Déprime ou optimisme

En ces temps de mauvaises nouvelles qui fusent de partout, l’optimisme est une disposition d’esprit utile qui consiste à voir le bon côté des choses (le verre à moitié plein) et à placer assez de bons espoirs dans l’avenir pour avoir envie d’entreprendre.

Un degré supplémentaire d’optimisme consiste même à percevoir derrière l’apparent mauvais côté des choses (le verre à moitié vide) la possibilité que des effets bénéfiques puissent éventuellement en résulter (le champagne pétillant d’un nouveau départ venant combler l’espace vide de la perte).


1 – Une disposition naturelle oubliée

deprime-optimisme-2Nous avons en mémoire le « Candide » de Voltaire à l’optimisme indestructible, n’ayant à la bouche qu’une maxime en face de chacun de ses malheurs : « Tout est pour le mieux dans le meilleur des mondes possibles ». Exil, guerre,  tremblement de terre de Lisbonne, inquisition, coups, esclavage, rien ne pouvait abattre le moral de ce personnage bien instruit par son Maître Pangloss que « les malheurs particuliers font le bien général ».

Dans un autre genre d’excès, certains au lieu de se déclarer satisfaits des catastrophes qui leur arrivent, prennent le parti de les provoquer en supposant que rien ne peut leur arriver. Trop sûrs d’eux, ils négligent les consignes de sécurité sur la route, prennent des risques inconsidérés en montagne. Tout va bien se passer, je suis bon, je maîtrise. Voilà un excès de confiance en soi qui ne prend pas en considération le contexte, les aléas et circonstances extérieures pouvant survenir à tout moment.

Du moins, ces deux formes d’optimisme font elles des personnages heureux de vivre et entreprenants.

A l’opposé, le pessimisme ambiant qui semble habiter un grand nombre d’esprits aujourd’hui, tout spécialement dans notre pays est remarquable et tout à fait paralysant. Il existe, bien sûr, de nombreuses raisons d’être inquiet, à propos des crises économique, écologique et sanitaire, des tensions internationales, etc.

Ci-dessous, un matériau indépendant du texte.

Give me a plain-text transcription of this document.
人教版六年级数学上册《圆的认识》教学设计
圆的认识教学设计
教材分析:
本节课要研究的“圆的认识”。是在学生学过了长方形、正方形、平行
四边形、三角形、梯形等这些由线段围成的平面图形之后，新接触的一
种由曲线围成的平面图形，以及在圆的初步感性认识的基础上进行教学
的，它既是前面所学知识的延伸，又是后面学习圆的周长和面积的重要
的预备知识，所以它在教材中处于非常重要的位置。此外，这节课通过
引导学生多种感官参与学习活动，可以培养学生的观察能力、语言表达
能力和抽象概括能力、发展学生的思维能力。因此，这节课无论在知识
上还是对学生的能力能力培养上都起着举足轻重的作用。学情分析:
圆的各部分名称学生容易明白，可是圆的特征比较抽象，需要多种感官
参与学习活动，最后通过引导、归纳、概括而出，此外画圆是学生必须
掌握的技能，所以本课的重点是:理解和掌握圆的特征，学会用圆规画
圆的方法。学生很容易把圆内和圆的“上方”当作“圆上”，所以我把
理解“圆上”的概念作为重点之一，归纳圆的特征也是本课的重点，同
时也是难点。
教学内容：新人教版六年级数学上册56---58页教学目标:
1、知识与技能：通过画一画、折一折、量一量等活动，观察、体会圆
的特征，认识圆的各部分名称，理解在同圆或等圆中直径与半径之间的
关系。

Dans une époque où la croyance en un progrès continu est définitivement enterrée, les perspectives d’enrichissement et d’amélioration du bien-être s’amenuisent et voilà que l’on se retrouve devant un présent peu enchanteur et « sans avenir ». La déprime guette. La dépression n’est pas loin.

Peur de l’avenir ? Peur de perdre ses avantages, son niveau de vie, son confort, ses acquis et  manque de projection dans le futur. En résultat, la tendance naturelle est de vouloir projeter ou maintenir de l’identique dans l’avenir, en se fermant au changement, et donc aussi aux perspectives de renouveau. Et comme il n’existe aucune certitude de parvenir à se conserver au formol pendant encore 40 ans, une sourde inquiétude lamine nos forces vives. Nostalgie d’un peuple trop heureux ?

L’absence de vision du futur

deprime-optimisme-1Il est difficile d’avancer dans la vie sans une vision ou du moins une espérance du futur. Se projeter dans l’avenir fait partie de l’expérience humaine. Sans motivation, pas d’action.

Le pessimisme peut être une stratégie réussie de ne jamais se mettre personnellement en échec. En n’essayant jamais, en proclamant notre impuissance face aux pouvoirs politique, administratif, économique ou aux difficultés relationnelles, nous sommes gagnants à tous les coups. Cette stratégie qui fonctionne comme une auto-prédiction a cependant peu de chance de nous rendre heureux.

Le pessimisme ralentit les projections vers l’avenir, sauf sous leurs formes les plus négatives. Nous n’osons pas nous imaginer dans le futur, de crainte que notre confiance nous joue des tours ; s’aventurer dans une expérience nouvelle nous paraît un défi trop grand. La peur de l’inconnu nous maintient là où nous sommes puisque le connu est pour nous une forme de sécurité.

Les sentiments d’angoisse, de peur montrent leur utilité dans le court terme ; ils nous évitent de nous précipiter dans n’importe quelle situation sans en envisager les risques éventuels. La peur agit comme un signal d’alarme qui mobilise en nous les réponses permettant d’échapper au danger. Elle débouche cependant sur un répertoire assez limité de comportements : fuite, attaque ou attente qui visent tous à la conservation. Maintenir ce que nous sommes, les structures de l’existence dans lesquelles nous évoluons en terrain connu. Ces trois réactions ne créent rien de nouveau et tendent à nous corseter dans une attitude de crispation, de fermeture.  

Dans l’aventure de long terme qu’est la vie en revanche, l’optimisme nous permet d’avancer, de développer de nouvelles stratégies, de nouvelles ressources, des projets, des expériences, de nous rassurer sur notre capacité d’action et de maîtrise. Chaque réussite nous conforte dans notre capacité à être heureux. C’est une façon d’accéder à l’auto-actualisation ou réalisation de soi, finalité de l’expérience humaine selon Maslow ou Jung.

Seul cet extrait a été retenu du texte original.